Although the benefits of composites are well recognized, the use of composites in the automotive industry has faced some technical challenges. One major technical challenge has been the lack of knowledge in composites design. Traditionally, the automotive sector has designed structural components by using isotropic materials, such as steels, aluminums, and plastics. The basic material properties necessary to the design of a homogeneous structure are Young's modulus (E), Poisson's ratio (n), and failure strength (sf). These properties for common materials, such as steel and aluminum, are readily available in materials handbooks and online resources, making the overall design process of a structural component composed of an isotropic material relatively simple. In comparison, the design of structures involving anisotropic, composite materials is more challenging and complicated. A composite material is anisotropic in nature; that is, the properties at a point vary with direction of the reference axes and are associated with the scale. The basic material properties necessary to the design of a composite structure are the average properties of an individual lamina. Unlike conventional isotropic materials whose properties (E, n) are available in various data sources, the properties of the lamina for a composite system cannot be readily found. The primary reason is that those properties are dependent upon the fiber volume fractions. Even for the same composite system, such as the carbon fiber-epoxy composite, the basic lamina properties vary dramatically due to the amount of fibers used in the system. Therefore, it would be very difficult to establish a comprehensive composite material property database.
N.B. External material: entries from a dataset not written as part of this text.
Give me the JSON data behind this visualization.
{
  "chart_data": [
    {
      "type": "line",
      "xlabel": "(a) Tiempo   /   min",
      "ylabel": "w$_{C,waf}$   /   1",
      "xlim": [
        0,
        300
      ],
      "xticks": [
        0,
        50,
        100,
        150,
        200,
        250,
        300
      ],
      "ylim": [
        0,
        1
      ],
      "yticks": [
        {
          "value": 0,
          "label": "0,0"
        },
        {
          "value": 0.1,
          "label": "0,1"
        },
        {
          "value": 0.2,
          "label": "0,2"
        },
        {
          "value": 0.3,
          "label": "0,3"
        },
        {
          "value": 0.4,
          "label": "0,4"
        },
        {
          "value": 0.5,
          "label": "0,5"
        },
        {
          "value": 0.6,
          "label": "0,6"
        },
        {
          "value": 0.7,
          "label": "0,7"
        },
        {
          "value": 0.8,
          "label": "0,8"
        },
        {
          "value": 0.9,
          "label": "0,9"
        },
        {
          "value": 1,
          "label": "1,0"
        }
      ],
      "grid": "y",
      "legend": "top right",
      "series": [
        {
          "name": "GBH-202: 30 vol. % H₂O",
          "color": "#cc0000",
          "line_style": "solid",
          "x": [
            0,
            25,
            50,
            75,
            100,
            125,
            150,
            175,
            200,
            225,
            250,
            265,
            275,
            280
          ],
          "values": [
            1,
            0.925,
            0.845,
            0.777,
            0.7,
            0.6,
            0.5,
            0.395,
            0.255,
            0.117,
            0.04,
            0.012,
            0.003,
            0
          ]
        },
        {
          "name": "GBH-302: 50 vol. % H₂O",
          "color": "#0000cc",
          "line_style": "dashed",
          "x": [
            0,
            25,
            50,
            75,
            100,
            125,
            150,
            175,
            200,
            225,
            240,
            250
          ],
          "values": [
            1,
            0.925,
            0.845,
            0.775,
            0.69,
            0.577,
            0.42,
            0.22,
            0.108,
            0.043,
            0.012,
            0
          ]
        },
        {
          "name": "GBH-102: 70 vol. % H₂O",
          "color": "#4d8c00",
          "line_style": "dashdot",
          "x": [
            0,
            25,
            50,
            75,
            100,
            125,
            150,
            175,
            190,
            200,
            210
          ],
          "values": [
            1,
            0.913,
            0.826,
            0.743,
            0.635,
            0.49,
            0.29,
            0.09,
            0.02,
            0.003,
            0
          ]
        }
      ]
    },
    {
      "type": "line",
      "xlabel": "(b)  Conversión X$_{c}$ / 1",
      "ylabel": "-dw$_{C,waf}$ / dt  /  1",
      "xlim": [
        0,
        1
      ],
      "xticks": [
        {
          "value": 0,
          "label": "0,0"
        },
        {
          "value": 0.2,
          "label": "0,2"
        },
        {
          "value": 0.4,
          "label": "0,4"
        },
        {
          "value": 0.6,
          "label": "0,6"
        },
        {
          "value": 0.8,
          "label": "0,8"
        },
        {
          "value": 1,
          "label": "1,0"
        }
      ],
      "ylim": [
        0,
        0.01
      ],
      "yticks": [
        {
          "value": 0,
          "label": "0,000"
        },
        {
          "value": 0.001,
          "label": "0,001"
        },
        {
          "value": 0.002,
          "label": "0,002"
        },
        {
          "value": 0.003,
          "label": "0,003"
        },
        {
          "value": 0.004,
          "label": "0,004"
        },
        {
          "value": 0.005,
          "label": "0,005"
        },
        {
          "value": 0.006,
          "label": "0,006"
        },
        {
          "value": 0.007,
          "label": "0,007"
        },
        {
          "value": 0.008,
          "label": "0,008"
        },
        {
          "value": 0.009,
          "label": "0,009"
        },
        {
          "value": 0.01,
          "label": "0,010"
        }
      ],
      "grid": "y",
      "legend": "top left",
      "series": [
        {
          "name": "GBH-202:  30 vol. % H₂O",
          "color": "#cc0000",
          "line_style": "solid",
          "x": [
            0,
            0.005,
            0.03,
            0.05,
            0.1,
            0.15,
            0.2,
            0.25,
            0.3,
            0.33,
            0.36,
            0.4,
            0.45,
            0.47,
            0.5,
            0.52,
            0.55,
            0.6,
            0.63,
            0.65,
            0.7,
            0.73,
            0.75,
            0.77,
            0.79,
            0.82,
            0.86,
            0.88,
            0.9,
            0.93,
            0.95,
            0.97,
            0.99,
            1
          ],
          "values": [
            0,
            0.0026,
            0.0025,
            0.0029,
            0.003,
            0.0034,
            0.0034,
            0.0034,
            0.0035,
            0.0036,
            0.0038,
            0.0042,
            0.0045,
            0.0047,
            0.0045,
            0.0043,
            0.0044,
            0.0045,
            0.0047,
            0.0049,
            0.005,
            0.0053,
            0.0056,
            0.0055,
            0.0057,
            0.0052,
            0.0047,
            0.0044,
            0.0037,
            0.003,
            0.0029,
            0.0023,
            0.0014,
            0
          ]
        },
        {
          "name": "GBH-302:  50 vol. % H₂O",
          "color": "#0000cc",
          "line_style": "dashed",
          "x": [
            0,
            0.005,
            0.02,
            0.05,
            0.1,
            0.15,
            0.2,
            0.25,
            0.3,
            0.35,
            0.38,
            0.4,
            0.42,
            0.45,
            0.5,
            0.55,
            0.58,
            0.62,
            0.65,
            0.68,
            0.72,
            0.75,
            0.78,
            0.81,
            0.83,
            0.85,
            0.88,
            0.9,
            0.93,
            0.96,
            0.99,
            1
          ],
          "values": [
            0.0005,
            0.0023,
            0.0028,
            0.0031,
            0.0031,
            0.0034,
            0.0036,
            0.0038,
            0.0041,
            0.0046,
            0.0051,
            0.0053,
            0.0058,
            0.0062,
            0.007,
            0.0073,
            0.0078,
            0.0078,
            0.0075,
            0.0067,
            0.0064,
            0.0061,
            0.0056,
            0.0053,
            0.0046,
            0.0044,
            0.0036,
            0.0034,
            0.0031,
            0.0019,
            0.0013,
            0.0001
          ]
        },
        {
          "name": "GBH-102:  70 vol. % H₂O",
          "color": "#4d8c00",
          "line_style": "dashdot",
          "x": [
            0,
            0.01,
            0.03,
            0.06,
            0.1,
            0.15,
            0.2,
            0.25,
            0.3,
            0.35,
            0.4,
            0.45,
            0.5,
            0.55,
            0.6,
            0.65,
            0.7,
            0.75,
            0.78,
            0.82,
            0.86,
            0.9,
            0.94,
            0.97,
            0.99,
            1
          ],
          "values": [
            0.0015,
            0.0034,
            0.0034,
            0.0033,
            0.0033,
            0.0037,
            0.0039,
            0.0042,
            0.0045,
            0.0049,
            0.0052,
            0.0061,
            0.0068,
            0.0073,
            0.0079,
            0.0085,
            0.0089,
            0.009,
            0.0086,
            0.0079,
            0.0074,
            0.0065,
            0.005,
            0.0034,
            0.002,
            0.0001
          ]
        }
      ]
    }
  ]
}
The other major technical challenge in using composite materials is the lack of effective design tools,(i.e., the computer-aided engineering [CAE] tools). Although the automotive sector has been routinely using CAE methods for various structural analysis (static, dynamic, durability, noise and vibration, etc.), the practices have mostly involved isotropic materials. For isotropic materials, there are many choices of CAE software, and the precision and accuracy of the computational models have significantly increased over time. However, for anisotropic, fiber composite materials, few CAE software exists that is capable of composite modeling. There is also a lack of sufficient, rigorous models to simulate the sophisticated failure process of composite structures.
This book focuses on the latest use of CAE methods in design and failure analysis of composite materials and structures. It begins with a brief introduction to the design and failure analysis of composite materials and then presents some recent, innovated CAE design examples of composite structures by engineers from major CAE developers and automobile original equipment manufacturers (OEMs) and suppliers.